И избранник, перед которым – в момент, когда он нуждался в том, и сам был беспомощен, чудодейственной силой отворилась прежде не существовавшая волшебная дверь! Альф чувствовал – это оно. То самое. Никто, включая майора Дарлтона, не подозревает об этом, но Альфред Кларк – главная, центральная фигура. Всё свершилось для него. По нему прозвонили колокола судьбы. Майор появился тогда, когда Альф перешёл в выпускной класс. Ни раньше, ни позже. Бомбейские бои закипели одновременно – может даже день в день – с началом альфредова испытания верой. И, наконец, предложение Дарлтона достигло, преодолев все препоны, ушей принцессы, в момент, когда уже отзвучали молитвы и завершились внутренние борения Альфреда. Когда он одолел всех внутренних демонов – и подступил к своему крайнему пределу. А ведь именно это, ты давно уж понял, обязательно нужно для господнего чуда! Чуда! Чуда!!!

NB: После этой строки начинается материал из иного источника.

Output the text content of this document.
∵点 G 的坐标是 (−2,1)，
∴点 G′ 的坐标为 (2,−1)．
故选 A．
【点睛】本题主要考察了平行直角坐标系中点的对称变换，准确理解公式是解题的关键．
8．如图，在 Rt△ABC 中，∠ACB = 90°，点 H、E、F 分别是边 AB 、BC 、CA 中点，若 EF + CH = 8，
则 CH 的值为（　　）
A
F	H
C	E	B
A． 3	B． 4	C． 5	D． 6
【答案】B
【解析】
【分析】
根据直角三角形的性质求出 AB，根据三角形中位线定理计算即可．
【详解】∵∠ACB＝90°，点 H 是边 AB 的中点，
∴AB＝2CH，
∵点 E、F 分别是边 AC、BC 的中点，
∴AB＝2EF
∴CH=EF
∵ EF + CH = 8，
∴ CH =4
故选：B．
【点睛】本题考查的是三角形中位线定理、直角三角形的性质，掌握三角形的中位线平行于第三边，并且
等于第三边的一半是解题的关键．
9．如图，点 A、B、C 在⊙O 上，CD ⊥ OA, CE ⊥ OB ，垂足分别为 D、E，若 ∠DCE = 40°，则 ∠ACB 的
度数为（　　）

Альф страстно хотел тем вечером отдать, пожертвовать что-нибудь в пользу Всевышнего. Он был сиротой, а значит всего лишенным. Нищим. Дом в Корнуолле? Он, верно, давно уж развалился без ухода – и лучше бы в этом случае, если б какой-нибудь юридической хитростью его отобрали у Альфреда: так хоть кто-нибудь сможет там жить, кроме крыс и плесени. Альф сорвал бы с себя рубашку, будь она своя. Однако даже его одежда была приобретена за счёт средств приюта. Тогда он в каком-то исступлении, всеконечном облегчении, когда огромная накопленная им внутри энергия металась, ища выход, рванулся первым в спальню своей группы, где из-за всеобщего «праздника непослушания» никого не было, закрылся там (но не заперся – позабыл), стал лицом у окна, за которым виднелись звёзды и ясный месяц, а потом запел. Это был Маленький барабанщик. Первый, пришедший на ум. По ассоциации, конечно: ещё один бедный мальчишка, которому нечего было дать, нечем порадовать бога, кроме игры на своём барабане. Вообще-то это – рождественская мелодия и, наверное, неправильно было петь её просто так в неурочный момент. Но для Альфреда настало именно оно. Рождество. Как некогда в Вифлеем, Всевышний явился теперь в его жизнь. Развязал все узлы, снял вериги и путы. Сделал мир простым. Ясным – во всех смыслах этого слова. Альф задыхался. Он умер бы в те минуты с лёгкостью – необходимость прервать пение, чтобы пойти почистить зубы перед сном, вызвала бы в нём больший протест, чем смерть. А при этом – как хорошо жить!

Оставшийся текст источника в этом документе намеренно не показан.